Somewhere along  the way stage productions became so elaborate the cost of seeing one grew out of our reach. There were a couple of exceptions, both Camelot. We saw touring productions of Camelot in San Francisco with both Richard Harris and Richard Burton as King Arthur. Burton was the most famous stage Arthur and Harris owned the role on film. Truth be told, IMHO Harris owned the role on stage as well.

The last musical films I recall seeing were Darling Lily and Paint Your Wagon.  The genre was almost nonexistent from those two until recently when musicals have made a comeback of sorts.

If given a choice between the latest blockbuster film and a stage production I would opt for the stage production almost every time, especially if it is an older show.  It makes sense if you consider the fact that I prefer live music to studio recordings.

Be sure to check my cohorts blogs to see their take on this topic.  RamanaPravin and Maria


  1. I had not realised the cost element of theater productions in the West. In India, one of the drawbacks is the dependence on audience imagination to provide backdrops but this also enables better audience participation. I have seen two Broadway productions - Fiddler On The Roof and My Fair Lady and I can assure you that the stage backdrops are vastly different from what you will see over here. Here they are almost stark.

  2. paint your wagon has a place in my heart that is unbeatable.
    in so many ways. how i love that movie.
    my bob and i had the same deal you and lynn had. so i learned to enjoy that kind too. the latest one i recall that i actually enjoyed was Robert Downey's sherlock holmes. not counting all of harrison ford's and the star wars types. those are mostly just fun.... like james bond. though the machine or robot that wouldn't die... can't remember the name... arnold's films. great scot and cat house thursday! i hated those. sometimes the constant violence just gets to me.
    and i agree with you re: richard harris. fabulous.
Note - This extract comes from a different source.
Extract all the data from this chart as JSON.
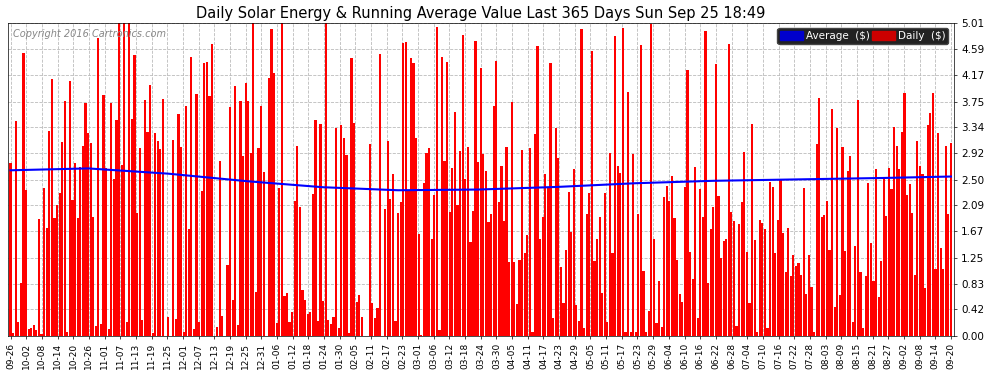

    1. I actually only saw the first 2 Terminator movies. Lynn was on the same page as you regarding excessive violence. Paint Your Wagon was great fun m- partly because we were jack-Mormons - LOL. Some great music toob- They Call the Wind Mariah, Wandering Star.

  3. Couldn't agree more -- live theatre has a magic all it's own. Loved being involved in all aspects -- on stage and back stage -- though I was an amateur -- TV drama once. Enjoy seeing many musicals (was never in any productions) -- "South Pacific", "West Side Story", "Fantastiks", "Chorus Line" are some favorites that come to mind. Years later I did sing in a musical variety performance that was an annual affair in the city where I was living -- pro orchestra, soloists had professional voices. A favorite song from that was "...Mariah" -- haunting melody.